The moment the portable devices became web capable - and the web back then already was where most people spent their time when computing - was when the iPhone was introduced. A full-blown non-sucking modern browser on a fully mobile pocket device that the entire world wanted. That was a first. And Steve Jobs said: No,it won't run flash or any other VM. Period.
This eventually killed Flash and pushed *everyone* in the rich client field back to Ajax, HTML and CSS. At the same time browsers became more performant, Google open sourced their acqired V8 engine and moved every thinkable app into the cloud.

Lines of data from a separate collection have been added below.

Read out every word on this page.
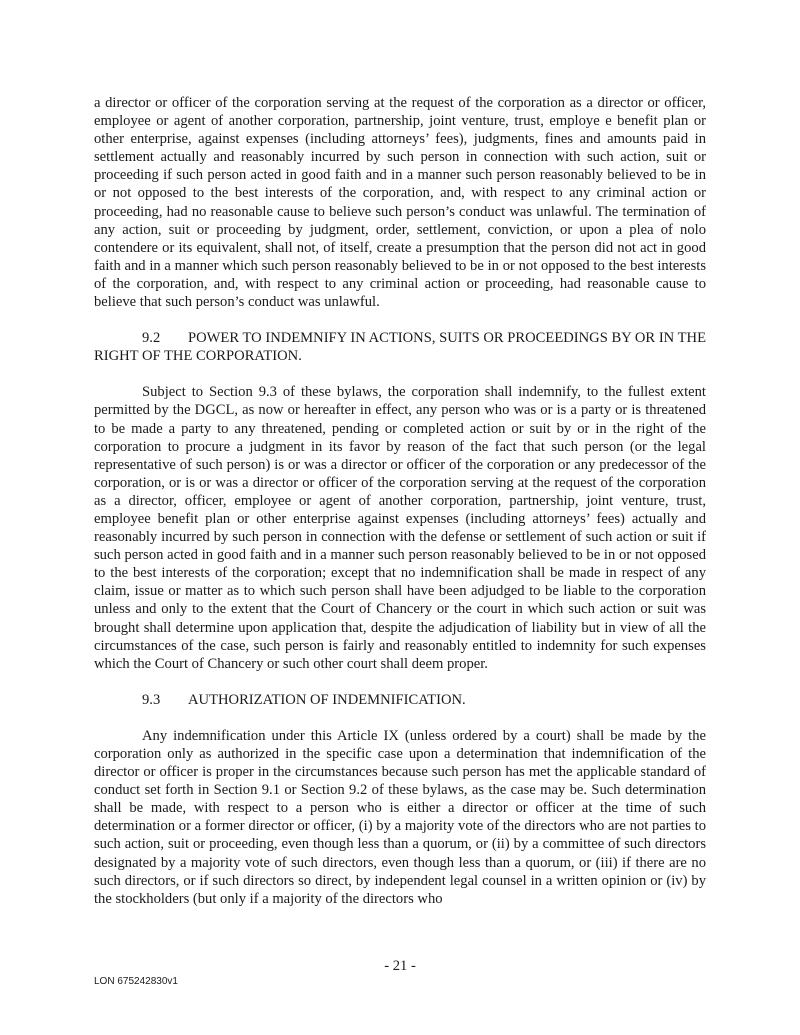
a director or officer of the corporation serving at the request of the corporation as a director or officer, employee or agent of another corporation, partnership, joint venture, trust, employe e benefit plan or other enterprise, against expenses (including attorneys’ fees), judgments, fines and amounts paid in settlement actually and reasonably incurred by such person in connection with such action, suit or proceeding if such person acted in good faith and in a manner such person reasonably believed to be in or not opposed to the best interests of the corporation, and, with respect to any criminal action or proceeding, had no reasonable cause to believe such person’s conduct was unlawful. The termination of any action, suit or proceeding by judgment, order, settlement, conviction, or upon a plea of nolo contendere or its equivalent, shall not, of itself, create a presumption that the person did not act in good faith and in a manner which such person reasonably believed to be in or not opposed to the best interests of the corporation, and, with respect to any criminal action or proceeding, had reasonable cause to believe that such person’s conduct was unlawful.

9.2 POWER TO INDEMNIFY IN ACTIONS, SUITS OR PROCEEDINGS BY OR IN THE RIGHT OF THE CORPORATION.

Subject to Section 9.3 of these bylaws, the corporation shall indemnify, to the fullest extent permitted by the DGCL, as now or hereafter in effect, any person who was or is a party or is threatened to be made a party to any threatened, pending or completed action or suit by or in the right of the corporation to procure a judgment in its favor by reason of the fact that such person (or the legal representative of such person) is or was a director or officer of the corporation or any predecessor of the corporation, or is or was a director or officer of the corporation serving at the request of the corporation as a director, officer, employee or agent of another corporation, partnership, joint venture, trust, employee benefit plan or other enterprise against expenses (including attorneys’ fees) actually and reasonably incurred by such person in connection with the defense or settlement of such action or suit if such person acted in good faith and in a manner such person reasonably believed to be in or not opposed to the best interests of the corporation; except that no indemnification shall be made in respect of any claim, issue or matter as to which such person shall have been adjudged to be liable to the corporation unless and only to the extent that the Court of Chancery or the court in which such action or suit was brought shall determine upon application that, despite the adjudication of liability but in view of all the circumstances of the case, such person is fairly and reasonably entitled to indemnity for such expenses which the Court of Chancery or such other court shall deem proper.

9.3 AUTHORIZATION OF INDEMNIFICATION.

Any indemnification under this Article IX (unless ordered by a court) shall be made by the corporation only as authorized in the specific case upon a determination that indemnification of the director or officer is proper in the circumstances because such person has met the applicable standard of conduct set forth in Section 9.1 or Section 9.2 of these bylaws, as the case may be. Such determination shall be made, with respect to a person who is either a director or officer at the time of such determination or a former director or officer, (i) by a majority vote of the directors who are not parties to such action, suit or proceeding, even though less than a quorum, or (ii) by a committee of such directors designated by a majority vote of such directors, even though less than a quorum, or (iii) if there are no such directors, or if such directors so direct, by independent legal counsel in a written opinion or (iv) by the stockholders (but only if a majority of the directors who

- 21 -
LON 675242830v1
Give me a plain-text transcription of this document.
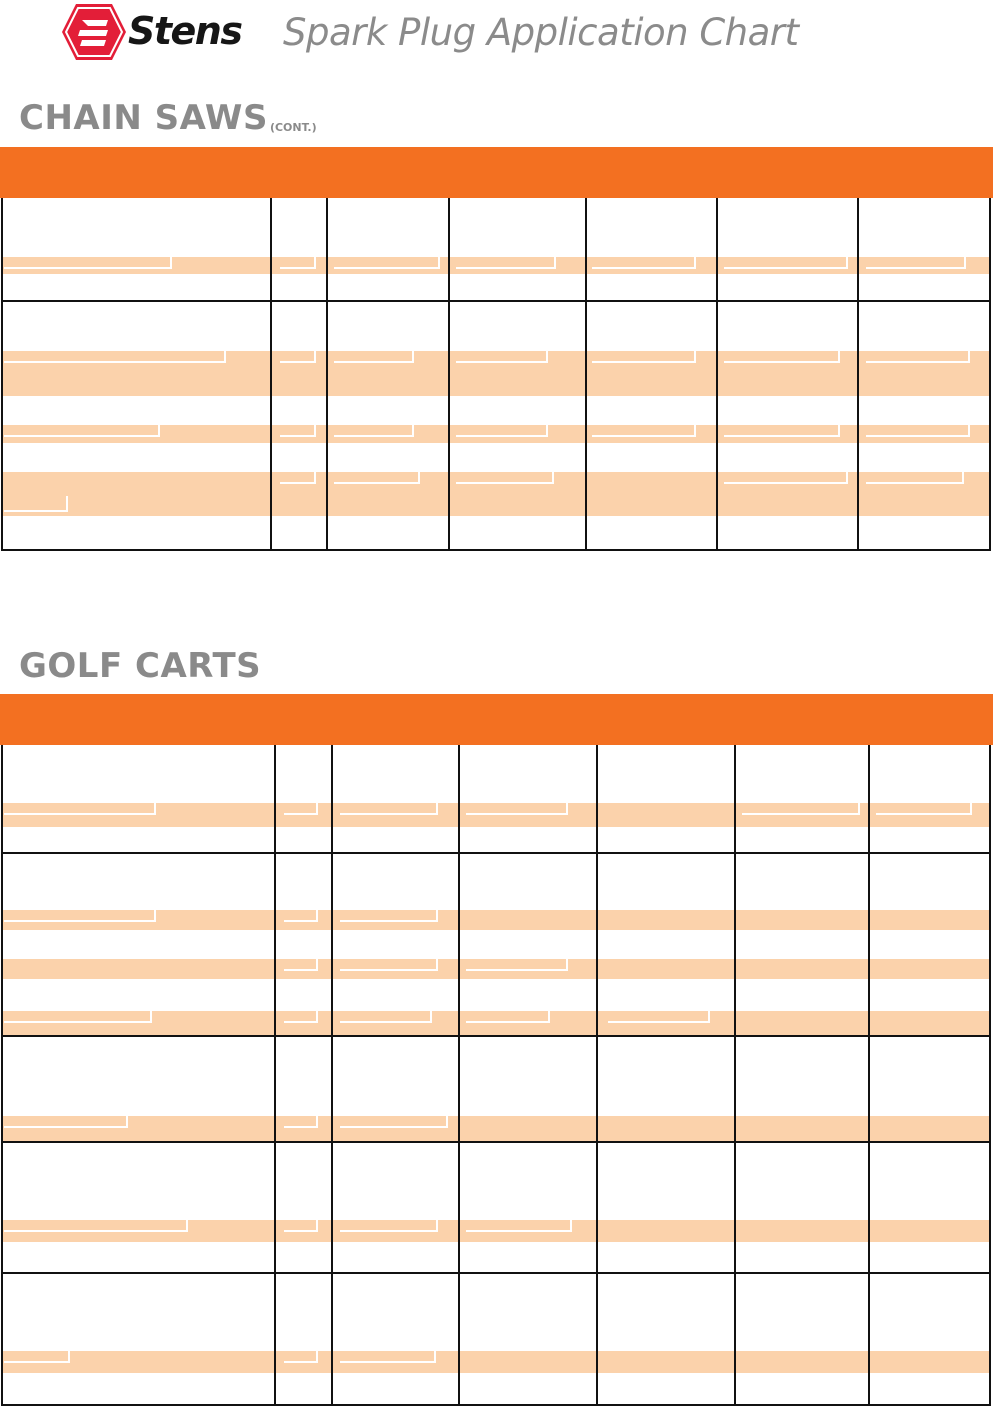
Stens Spark Plug Application Chart
CHAIN SAWS (CONT.)
GOLF CARTS
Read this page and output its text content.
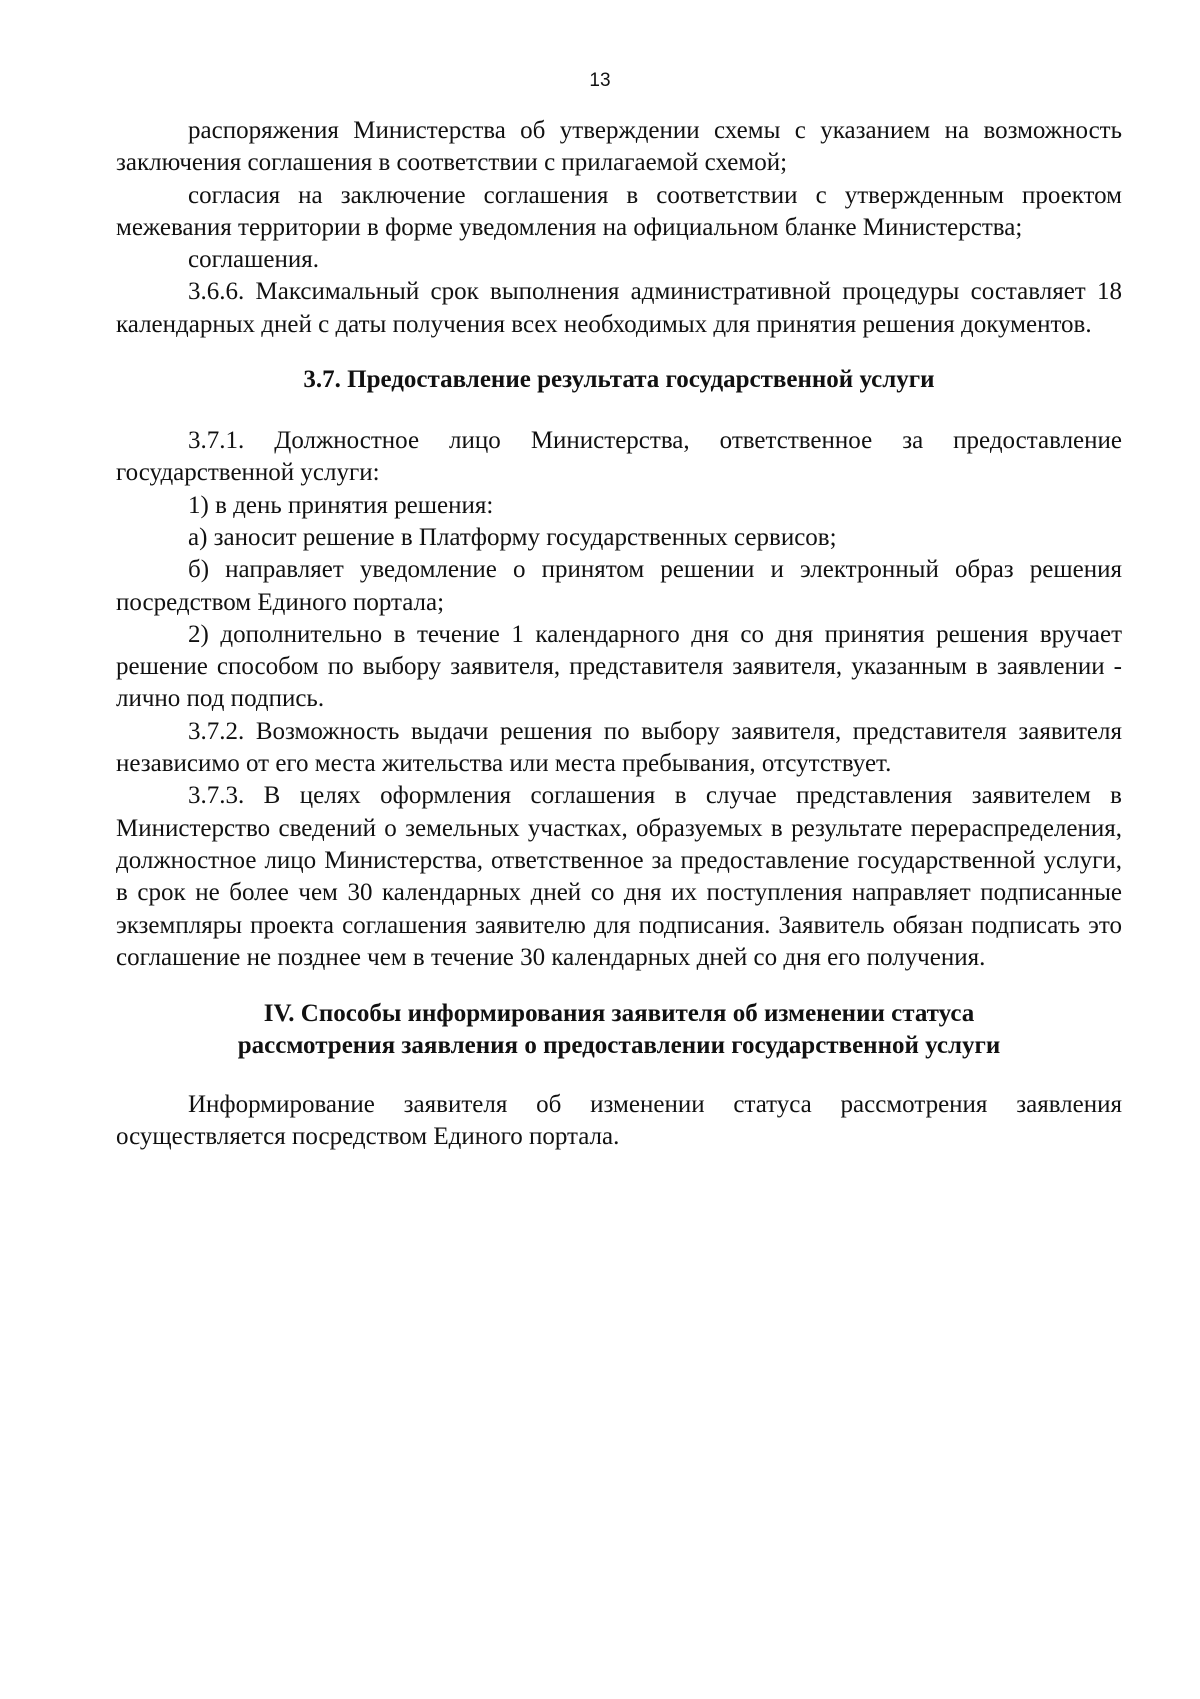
13

распоряжения Министерства об утверждении схемы с указанием на возможность заключения соглашения в соответствии с прилагаемой схемой;

согласия на заключение соглашения в соответствии с утвержденным проектом межевания территории в форме уведомления на официальном бланке Министерства;

соглашения.

3.6.6. Максимальный срок выполнения административной процедуры составляет 18 календарных дней с даты получения всех необходимых для принятия решения документов.

3.7. Предоставление результата государственной услуги

3.7.1. Должностное лицо Министерства, ответственное за предоставление государственной услуги:

1) в день принятия решения:

а) заносит решение в Платформу государственных сервисов;

б) направляет уведомление о принятом решении и электронный образ решения посредством Единого портала;

2) дополнительно в течение 1 календарного дня со дня принятия решения вручает решение способом по выбору заявителя, представителя заявителя, указанным в заявлении - лично под подпись.

3.7.2. Возможность выдачи решения по выбору заявителя, представителя заявителя независимо от его места жительства или места пребывания, отсутствует.

3.7.3. В целях оформления соглашения в случае представления заявителем в Министерство сведений о земельных участках, образуемых в результате перераспределения, должностное лицо Министерства, ответственное за предоставление государственной услуги, в срок не более чем 30 календарных дней со дня их поступления направляет подписанные экземпляры проекта соглашения заявителю для подписания. Заявитель обязан подписать это соглашение не позднее чем в течение 30 календарных дней со дня его получения.

IV. Способы информирования заявителя об изменении статуса
рассмотрения заявления о предоставлении государственной услуги

Информирование заявителя об изменении статуса рассмотрения заявления осуществляется посредством Единого портала.
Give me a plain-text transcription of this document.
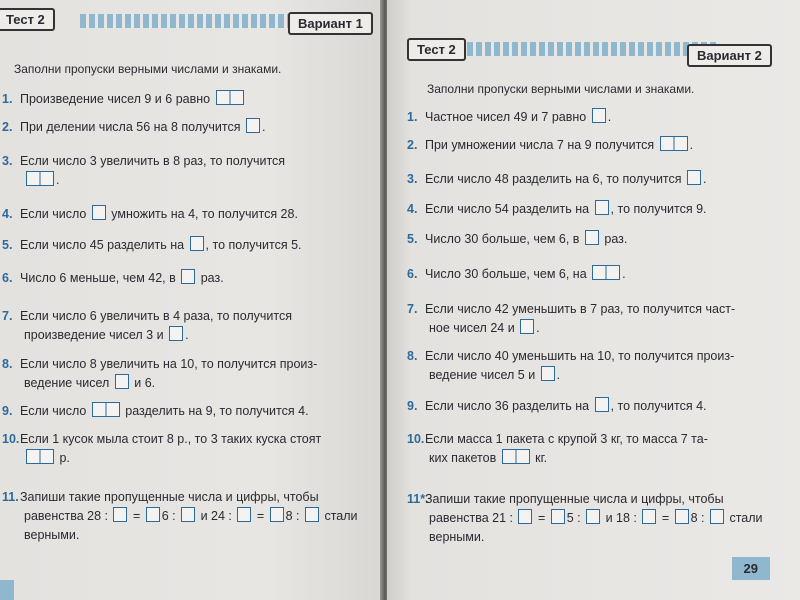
Тест 2	Вариант 1
Заполни пропуски верными числами и знаками.
1. Произведение чисел 9 и 6 равно
2. При делении числа 56 на 8 получится .
3. Если число 3 увеличить в 8 раз, то получится
.
4. Если число  умножить на 4, то получится 28.
5. Если число 45 разделить на , то получится 5.
6. Число 6 меньше, чем 42, в  раз.
7. Если число 6 увеличить в 4 раза, то получится
произведение чисел 3 и .
8. Если число 8 увеличить на 10, то получится произ-
ведение чисел  и 6.
9. Если число	разделить на 9, то получится 4.
10.Если 1 кусок мыла стоит 8 р., то 3 таких куска стоят
р.
11.Запиши такие пропущенные числа и цифры, чтобы
равенства 28 :  = 6 :  и 24 :  = 8 :  стали
верными.
Тест 2	Вариант 2
Заполни пропуски верными числами и знаками.
1. Частное чисел 49 и 7 равно .
2. При умножении числа 7 на 9 получится	.
3. Если число 48 разделить на 6, то получится .
4. Если число 54 разделить на , то получится 9.
5. Число 30 больше, чем 6, в  раз.
6. Число 30 больше, чем 6, на	.
7. Если число 42 уменьшить в 7 раз, то получится част-
ное чисел 24 и .
8. Если число 40 уменьшить на 10, то получится произ-
ведение чисел 5 и .
9. Если число 36 разделить на , то получится 4.
10.Если масса 1 пакета с крупой 3 кг, то масса 7 та-
ких пакетов	кг.
11*.Запиши такие пропущенные числа и цифры, чтобы
равенства 21 :  = 5 :  и 18 :  = 8 :  стали
верными.
29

FFW to today, 7 years Anno iPhone, and we have a bazillion online devices (classic Desktops, laptops, netbooks/ultrabooks, tablets and smartphones) with nothing but am HTML5 browser that runs JavaScript in common. Google will defend the(ir) web with all their might and they plan to bring the second half of humanity online - with the help of Huawei, Xiaoming and friends. And they're already doing it with a notable pace.
And the devices doing this are so powerfull, they'd run circles around an 80ies liquid nitro cooled Supercomputer. Hence rich clients in pure open standard web technologies is where *everything* that matters in utility and end-user computing today happens. That's a simple fact. Performance be damned, we have 4-8 cores running at 1.x Ghz on even the cheapest of mobile devices. So, yeah, every advancement in the field is a big deal. Web Components, for instance, are a huge step forward. (Google for "Polymer")
And why are web based rich client apps such a big deal, you ask?
From the top of my head:
No deployment, continuous integration, port 80 is always open, no fussing with customers inhouse IT, runs on everything that runs on electricity and has a screen with zero porting. And probably then some reasons.
(Sidenote: That's why we today even have tons of SCADA equipment that runs mission-critical stuff accesible to every highschool kid who can dig up the default password.)
Bottom line:
You got it just right: The web and HTML5 centric frontends actually are the next coming of C.